Today the Juvenis were to train with pikes and not the sword or javelin that Hilla loved. Armour on, she and Jen marched out to the practice field where Drill Sergeant Jillson was waiting for then, the racks containing the pikes at his side.
Hilla hated the pike. Carrying it made her arms ache. The trick with pikes was the ability of the pike-squad to keep the pikes doing exactly the same thing at exactly the same time. Unfortunately the pikes had a tendency to do exactly the opposite. The command ‘about turn’ was often the one that spelt doom for trainee pike-men and pike-women. Last time they had practiced Hilla had committed the ultimate sin. The unwieldy pike had slipped out of her hand as she had slammed the base into the ground prior to turning. It had wobbled for a moment or two then toppled to the ground, threatening to knock out if not kill her fellow squad members.
Hilla was in mortal dread of it happening again.
She took her place, grounded the hated pike and assumed the ready stance. This was the easiest part of the drill, with everyone standing in a single rank and about to perform the set moves a pike squad would use in a battle situation.

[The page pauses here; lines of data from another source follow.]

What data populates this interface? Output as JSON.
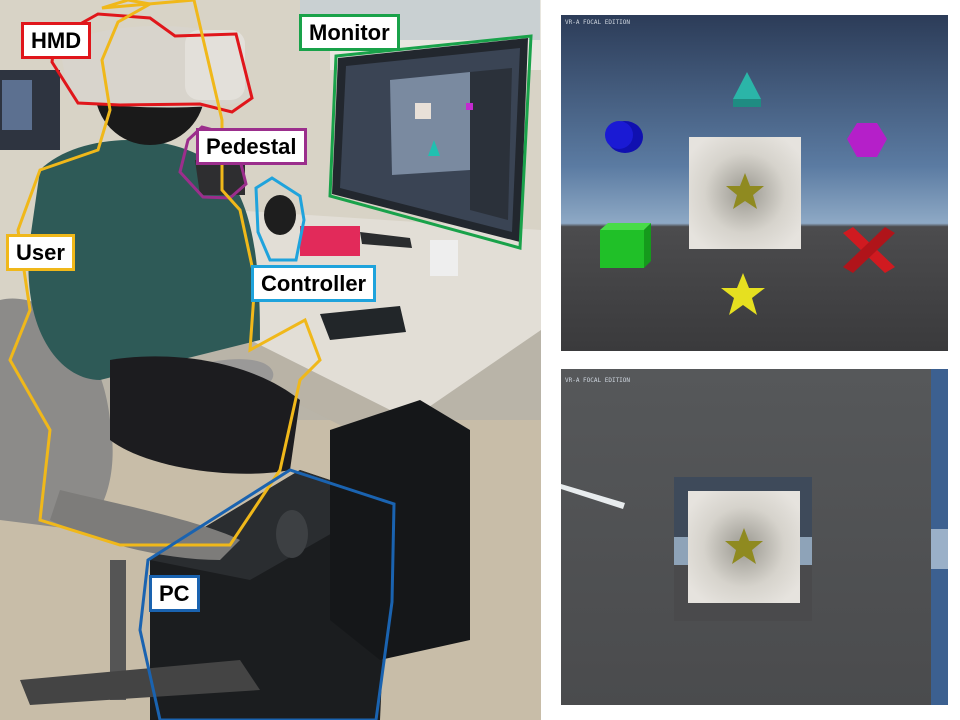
{
  "photo": {
    "labels": {
      "hmd": "HMD",
      "monitor": "Monitor",
      "pedestal": "Pedestal",
      "user": "User",
      "controller": "Controller",
      "pc": "PC"
    },
    "colors": {
      "hmd": "#e0161b",
      "monitor": "#19a24a",
      "pedestal": "#9b2e8c",
      "user": "#f0b81a",
      "controller": "#1fa3dc",
      "pc": "#1a63b0"
    }
  },
  "vr_views": {
    "hud_text": "VR-A FOCAL EDITION",
    "top_view_shapes": [
      "cylinder",
      "triangle",
      "hexagon",
      "cube",
      "star",
      "cross",
      "star-center"
    ],
    "shape_colors": {
      "cylinder": "#1515c8",
      "triangle": "#2bb5a8",
      "hexagon": "#b51fc9",
      "cube": "#20c028",
      "star": "#e6e020",
      "cross": "#d01a20",
      "star_center": "#8f8a20"
    }
  }
}
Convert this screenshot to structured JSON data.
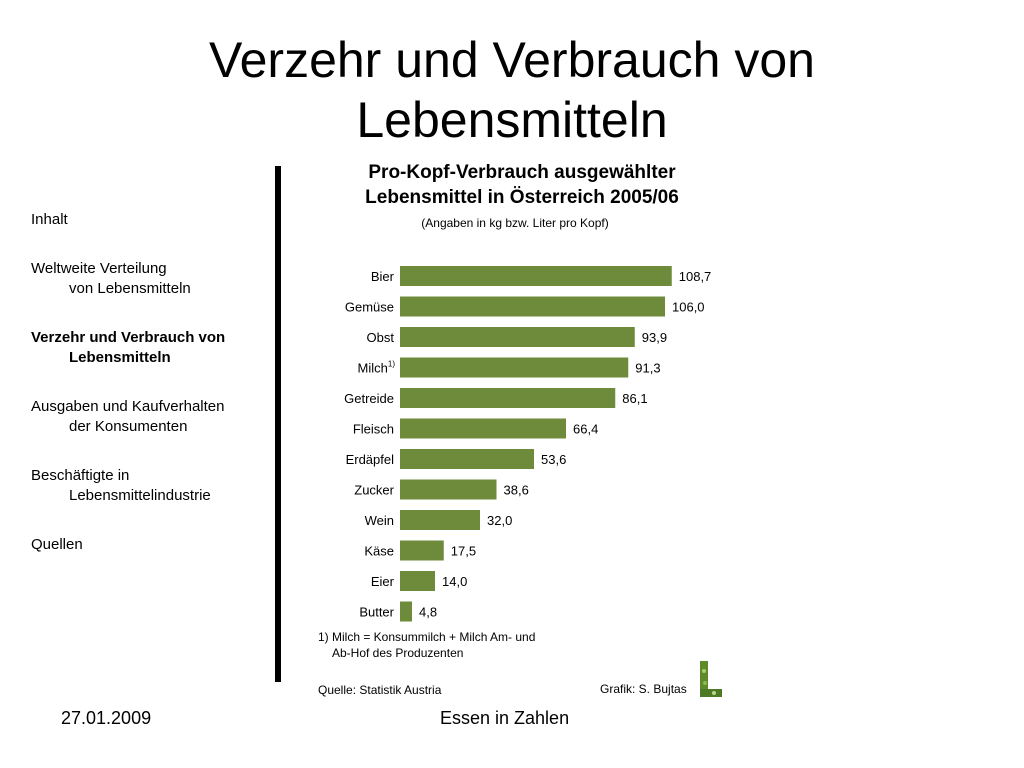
{
  "slide": {
    "title_line1": "Verzehr und Verbrauch von",
    "title_line2": "Lebensmitteln"
  },
  "nav": {
    "items": [
      {
        "line1": "Inhalt",
        "line2": "",
        "active": false
      },
      {
        "line1": "Weltweite Verteilung",
        "line2": "von Lebensmitteln",
        "active": false
      },
      {
        "line1": "Verzehr und Verbrauch von",
        "line2": "Lebensmitteln",
        "active": true
      },
      {
        "line1": "Ausgaben und Kaufverhalten",
        "line2": "der Konsumenten",
        "active": false
      },
      {
        "line1": "Beschäftigte in",
        "line2": "Lebensmittelindustrie",
        "active": false
      },
      {
        "line1": "Quellen",
        "line2": "",
        "active": false
      }
    ]
  },
  "chart_data": {
    "type": "bar",
    "orientation": "horizontal",
    "title_line1": "Pro-Kopf-Verbrauch ausgewählter",
    "title_line2": "Lebensmittel in Österreich 2005/06",
    "subtitle": "(Angaben in kg bzw. Liter pro Kopf)",
    "categories": [
      "Bier",
      "Gemüse",
      "Obst",
      "Milch",
      "Getreide",
      "Fleisch",
      "Erdäpfel",
      "Zucker",
      "Wein",
      "Käse",
      "Eier",
      "Butter"
    ],
    "category_superscripts": [
      "",
      "",
      "",
      "1)",
      "",
      "",
      "",
      "",
      "",
      "",
      "",
      ""
    ],
    "values": [
      108.7,
      106.0,
      93.9,
      91.3,
      86.1,
      66.4,
      53.6,
      38.6,
      32.0,
      17.5,
      14.0,
      4.8
    ],
    "value_labels": [
      "108,7",
      "106,0",
      "93,9",
      "91,3",
      "86,1",
      "66,4",
      "53,6",
      "38,6",
      "32,0",
      "17,5",
      "14,0",
      "4,8"
    ],
    "bar_color": "#6d8b3a",
    "footnote_line1": "1) Milch = Konsummilch + Milch Am- und",
    "footnote_line2": "Ab-Hof des Produzenten",
    "source": "Quelle: Statistik Austria",
    "credit": "Grafik: S. Bujtas",
    "grid": false,
    "legend": "none"
  },
  "footer": {
    "date": "27.01.2009",
    "center": "Essen in Zahlen"
  }
}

“Out,” commanded the Sergeant and her left leg came forward and her pike came out. The squad’s job was to hold the pikes in a steady line so that the barbed end could impale or knock a rider of his horse. “Down.” The pike ends were lowered to a horizontal position. This position was designed to combat attacking Larg kohorts who didn’t have riders on their backs but was hard to hold the pike steady. The strain on Hilla’s arms grew and beads of sweat appeared on her forehead. “Present,” commanded Sergeant Jillson and the pikes were grounded once more.
Today, much to Hilla’s relief (and to the relief of not a few of the others), Sergeant Jillson decided that enough was enough where pike-work was concerned after a bare quarter-bell. She was not to know that Leftenant Hallam had decided that they all needed more work strengthening their muscles before the more intricate w
ork was tried and had given orders to that effect. The men and women in the pike squads were big and strong and pike-work was a difficult skill to teach at the Academie although as future officers they had to understand how pike troops operated. In later years they might have to command both militia and regular pike-men and pike-women in the field.
Hilla and the others placed the hated pikes back in the storage racks and picked up the short speared javelin. Spear work was far more to Hilla’s liking and she managed the drills well, earning a few guarded words of praise from the Sergeant.
After this they had a short rest and as one ran to the water butts to slake their thirst. Sergeant Jillson marched away and was replaced by the sword instructors.
This is more like it, thought Hilla as she practiced her moves. She did so love sword-work. She, Jen and the others were using the short sword but officers carried their own, longer sword, their personal weapon. In their second year instruction would be offered in the long-sword. Her own long-sword, the one her sister and brother-in-law had given her was locked away in the armoury for now.
The practice session ended with more drill, the moves an infantry squad used on a battlefield. The moves were learned by rote, just as the recruits learned.
Leftenant Hallam dismissed them and Hilla, Jen and the others marched away to make the most of the free time before the evening meal.
At last Hilla was able to read Rilla’s letter.
‘Dearest Hilla,
You’ll probably have heard the news by now. I am at Vada. Zawlei appeared at the stables, right out of the blue and what an escape! No doubt you are surprised but no more than I was when it happened. You always wanted to be a soldier, me never, yet here I am and enjoying it up to the hilt.